All in all, Sicko is a poor effort, a less honest and spontaneous work than Roger & Me, Moore’s film about the wreckage of Flint, Michigan, or even Fahrenheit 9/11. Moore is on the wrong track, dangerously, and a refusal to confront difficult social and historical issues is not a small part of this.

Providing health care in a mass society is itself immensely complex, but, in the end, it is not a matter of fixing health care, but of fixing everything. Who can possibly believe that providing decent health care for every American, which would mean taking on some of the most powerful and entrenched financial-corporate interests in the country, will be accomplished by either of the major parties or within the framework of the present political and social set-up?

To imply that health care is “above class and above politics,” as Sicko does, is nonsense; it has everything to do with such matters. America offers some of the best health care in the world ... for those who can afford it. No advance will be made in the direction of providing high quality medical treatment for the entire population without a radical, massive redistribution of wealth and change in social priorities. Moore shifts course before these kinds of issues can emerge; his tendency to jump randomly from one situation to another is a means, consciously or otherwise, of avoiding the most pressing issues.

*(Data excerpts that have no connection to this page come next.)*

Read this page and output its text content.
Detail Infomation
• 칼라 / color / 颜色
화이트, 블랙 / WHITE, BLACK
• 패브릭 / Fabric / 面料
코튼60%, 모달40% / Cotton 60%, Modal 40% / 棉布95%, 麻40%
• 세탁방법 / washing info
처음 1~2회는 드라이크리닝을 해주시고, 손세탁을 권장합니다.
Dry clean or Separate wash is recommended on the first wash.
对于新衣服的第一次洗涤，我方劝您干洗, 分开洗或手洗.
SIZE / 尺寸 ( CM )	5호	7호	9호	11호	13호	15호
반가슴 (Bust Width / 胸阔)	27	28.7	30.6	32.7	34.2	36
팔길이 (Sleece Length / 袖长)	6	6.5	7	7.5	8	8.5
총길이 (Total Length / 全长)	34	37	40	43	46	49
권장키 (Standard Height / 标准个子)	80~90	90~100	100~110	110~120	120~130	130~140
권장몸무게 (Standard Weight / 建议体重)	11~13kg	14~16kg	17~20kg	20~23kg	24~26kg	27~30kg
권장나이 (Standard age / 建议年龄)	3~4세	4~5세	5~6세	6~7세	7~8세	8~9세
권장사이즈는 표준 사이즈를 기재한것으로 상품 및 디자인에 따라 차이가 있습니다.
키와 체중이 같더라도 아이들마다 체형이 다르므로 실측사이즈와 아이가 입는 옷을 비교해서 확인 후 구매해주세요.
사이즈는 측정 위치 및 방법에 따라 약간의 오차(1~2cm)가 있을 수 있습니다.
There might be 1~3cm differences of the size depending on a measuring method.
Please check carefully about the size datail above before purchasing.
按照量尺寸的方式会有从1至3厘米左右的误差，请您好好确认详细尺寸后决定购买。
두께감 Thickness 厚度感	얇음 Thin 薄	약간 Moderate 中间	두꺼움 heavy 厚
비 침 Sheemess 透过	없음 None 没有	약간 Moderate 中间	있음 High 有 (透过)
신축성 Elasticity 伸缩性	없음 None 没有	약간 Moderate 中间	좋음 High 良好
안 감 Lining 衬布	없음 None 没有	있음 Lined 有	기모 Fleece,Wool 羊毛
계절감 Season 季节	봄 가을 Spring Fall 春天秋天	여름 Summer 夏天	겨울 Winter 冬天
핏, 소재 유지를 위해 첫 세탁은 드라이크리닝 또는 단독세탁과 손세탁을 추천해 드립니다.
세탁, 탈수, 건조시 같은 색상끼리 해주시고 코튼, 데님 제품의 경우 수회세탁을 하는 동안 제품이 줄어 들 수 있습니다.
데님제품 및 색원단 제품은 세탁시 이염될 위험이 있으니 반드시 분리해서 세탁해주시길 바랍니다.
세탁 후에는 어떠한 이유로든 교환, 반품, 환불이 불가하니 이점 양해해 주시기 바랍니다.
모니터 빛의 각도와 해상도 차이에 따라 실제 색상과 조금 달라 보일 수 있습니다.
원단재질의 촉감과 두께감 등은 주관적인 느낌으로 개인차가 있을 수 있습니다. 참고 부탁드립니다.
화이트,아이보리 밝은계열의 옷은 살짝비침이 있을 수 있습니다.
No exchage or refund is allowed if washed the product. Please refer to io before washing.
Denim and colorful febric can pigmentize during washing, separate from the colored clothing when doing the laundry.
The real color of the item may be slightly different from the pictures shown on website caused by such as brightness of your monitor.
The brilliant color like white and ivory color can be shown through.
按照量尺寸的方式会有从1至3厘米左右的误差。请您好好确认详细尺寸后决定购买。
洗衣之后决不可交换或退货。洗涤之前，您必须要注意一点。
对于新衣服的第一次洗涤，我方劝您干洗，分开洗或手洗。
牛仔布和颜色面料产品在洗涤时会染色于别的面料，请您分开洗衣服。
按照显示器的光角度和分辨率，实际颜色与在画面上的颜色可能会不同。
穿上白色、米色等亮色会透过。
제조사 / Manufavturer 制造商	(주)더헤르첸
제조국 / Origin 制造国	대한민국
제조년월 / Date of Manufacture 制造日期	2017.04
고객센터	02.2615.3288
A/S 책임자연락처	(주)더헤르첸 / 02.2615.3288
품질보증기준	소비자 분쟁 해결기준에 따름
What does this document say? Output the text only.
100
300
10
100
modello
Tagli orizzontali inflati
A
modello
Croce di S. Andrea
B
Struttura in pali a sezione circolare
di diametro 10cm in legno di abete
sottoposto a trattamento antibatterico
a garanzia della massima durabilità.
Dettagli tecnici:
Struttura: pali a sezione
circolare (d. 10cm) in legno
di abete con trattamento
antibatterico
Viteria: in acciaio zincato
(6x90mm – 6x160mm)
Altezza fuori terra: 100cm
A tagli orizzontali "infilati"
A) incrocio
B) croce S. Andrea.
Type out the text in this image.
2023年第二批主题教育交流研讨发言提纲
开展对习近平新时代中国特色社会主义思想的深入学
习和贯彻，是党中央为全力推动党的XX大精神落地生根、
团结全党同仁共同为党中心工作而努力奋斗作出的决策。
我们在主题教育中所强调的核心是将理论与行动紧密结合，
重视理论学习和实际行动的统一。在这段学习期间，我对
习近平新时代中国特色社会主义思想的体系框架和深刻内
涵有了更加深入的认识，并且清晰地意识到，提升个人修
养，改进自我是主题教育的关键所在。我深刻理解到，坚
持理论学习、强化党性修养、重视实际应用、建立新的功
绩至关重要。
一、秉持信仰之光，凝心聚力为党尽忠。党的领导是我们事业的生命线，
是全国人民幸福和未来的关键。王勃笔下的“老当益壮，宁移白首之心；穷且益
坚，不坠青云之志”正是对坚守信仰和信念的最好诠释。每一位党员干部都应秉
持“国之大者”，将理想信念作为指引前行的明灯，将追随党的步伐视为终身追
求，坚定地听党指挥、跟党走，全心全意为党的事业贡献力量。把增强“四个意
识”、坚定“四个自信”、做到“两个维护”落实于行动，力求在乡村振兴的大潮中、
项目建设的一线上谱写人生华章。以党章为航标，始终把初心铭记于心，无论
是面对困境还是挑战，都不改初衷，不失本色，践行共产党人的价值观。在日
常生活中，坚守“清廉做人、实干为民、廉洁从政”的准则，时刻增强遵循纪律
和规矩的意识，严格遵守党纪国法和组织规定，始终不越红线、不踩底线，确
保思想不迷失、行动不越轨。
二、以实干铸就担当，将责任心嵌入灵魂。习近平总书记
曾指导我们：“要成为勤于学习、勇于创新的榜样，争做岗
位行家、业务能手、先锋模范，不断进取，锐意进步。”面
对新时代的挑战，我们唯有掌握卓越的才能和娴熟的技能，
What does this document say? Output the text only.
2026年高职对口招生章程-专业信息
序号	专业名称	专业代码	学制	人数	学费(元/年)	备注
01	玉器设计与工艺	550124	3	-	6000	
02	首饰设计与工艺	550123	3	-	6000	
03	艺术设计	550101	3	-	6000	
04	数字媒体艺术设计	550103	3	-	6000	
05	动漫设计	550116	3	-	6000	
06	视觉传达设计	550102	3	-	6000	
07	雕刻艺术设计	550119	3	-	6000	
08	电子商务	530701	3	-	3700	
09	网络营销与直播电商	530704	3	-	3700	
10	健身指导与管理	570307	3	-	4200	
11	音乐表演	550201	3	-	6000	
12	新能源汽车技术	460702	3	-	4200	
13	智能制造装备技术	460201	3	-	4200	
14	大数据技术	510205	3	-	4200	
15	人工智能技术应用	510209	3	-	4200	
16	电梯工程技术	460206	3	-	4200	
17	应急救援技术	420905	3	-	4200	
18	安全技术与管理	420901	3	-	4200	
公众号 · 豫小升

How much does Moore understand about the society he is criticizing? Moreover, for all his renowned “popular touch,” does he really grasp the sharp changes that are taking place in popular consciousness in America?

The filmmaker has the habit, and it is the habit of the entire American left-liberal milieu, of never going to the root of a problem. The lack of depth and seriousness, the extreme limitations of his conceptions are enormously debilitating.